I was just curious as to why your suction apparatus (apparatii? Dang it, I need to find a good dictionary! :p) behaved the way it did! Don't you think it's odd that the regulator would pump up to "high" even when you set the blessed thing to "low"?

If an NG tube is occluded, the suction is going to get progressively higher in the tube since there's no release of suction due to the clog.

This patient needed emergency EGD....doc should have gotten his butt out of bed!

Specializes in ER/Trauma.
If an NG tube is occluded, the suction is going to get progressively higher in the tube since there's no release of suction due to the clog.
The suction should only 'get progressively higher' if the suction regulator was malfunctioning.

If I set the regulator at "Low - intermittent - suction"; I expect the regulator to run at "Low - intermittent - suction".

Not run at higher suction just because of a 'clog'.

I mean, that's the whole reason there is a regulator present.

IF the NG tube is "occluded", then "higher amount of suction" isn't necessarily the best solution.

It's far more effective to lavage than to jack up the suction.

Which brings me back to my point of contention - why is the suction regulator jacking up the vacuum despite being set not to!

cheers,

Also would like to know why D/C NG tube.

Had a pt with NG tube after 2nd EGD for continuing active GI bleed (another Doc's order put in NG), and GI doc (the one that did the EGD) was furious to see the NG and immediately D/C'd it the next a.m. I believe the D/C doc stated NG to suction increased hemorrhage risk after EGD and TX? Hmmm. Suction was drawing blood.

Specializes in PACU, ED.
Also would like to know why D/C NG tube.

Had a pt with NG tube after 2nd EGD for continuing active GI bleed (another Doc's order put in NG), and GI doc (the one that did the EGD) was furious to see the NG and immediately D/C'd it the next a.m. I believe the D/C doc stated NG to suction increased hemorrhage risk after EGD and TX? Hmmm. Suction was drawing blood.

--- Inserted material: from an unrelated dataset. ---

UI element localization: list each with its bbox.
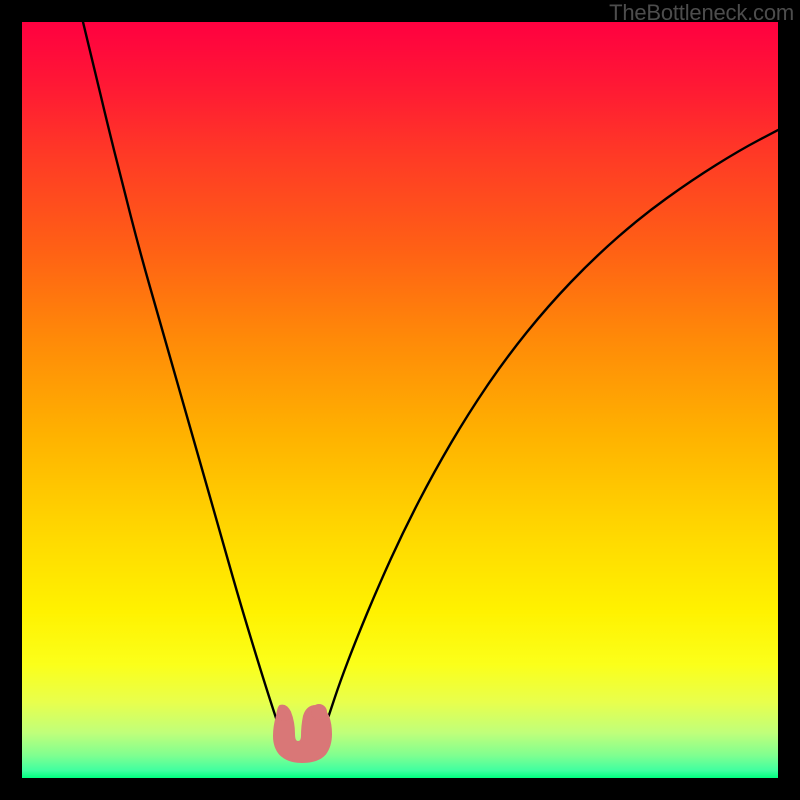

GI doc's explanation makes some sense to me. If you take a yankouer and put it inside a plastic bag it's going to suck the bag around it. If there's a leak in the bag, air is going to rush through it. Now if the bag is a stomach and the leak is a bleed, applying vacuum is going to increase the bleed rate.

I know an orthopedic surgeon who runs his drains uncompressed 4 hours, then compressed after that. This gives bleeders a chance to clot off.

Thanks...

And which is worse, letting the pt. retch and vomit w/o NG because of the blood irritation, and cause poss big time hemorrhage... you know (by looking at pt - intuition) they are filling up with blood and you are just waiting for pt to barf up large volume all at once or for the vitals to show. -Or- put that NG in, relieve them of some of the bleeding (I like the no suction route suggestion) and the retching hopefully lessens, and get a grip of how much bleeding you are really dealing with esp. since known damage is severe to keep ahead of it.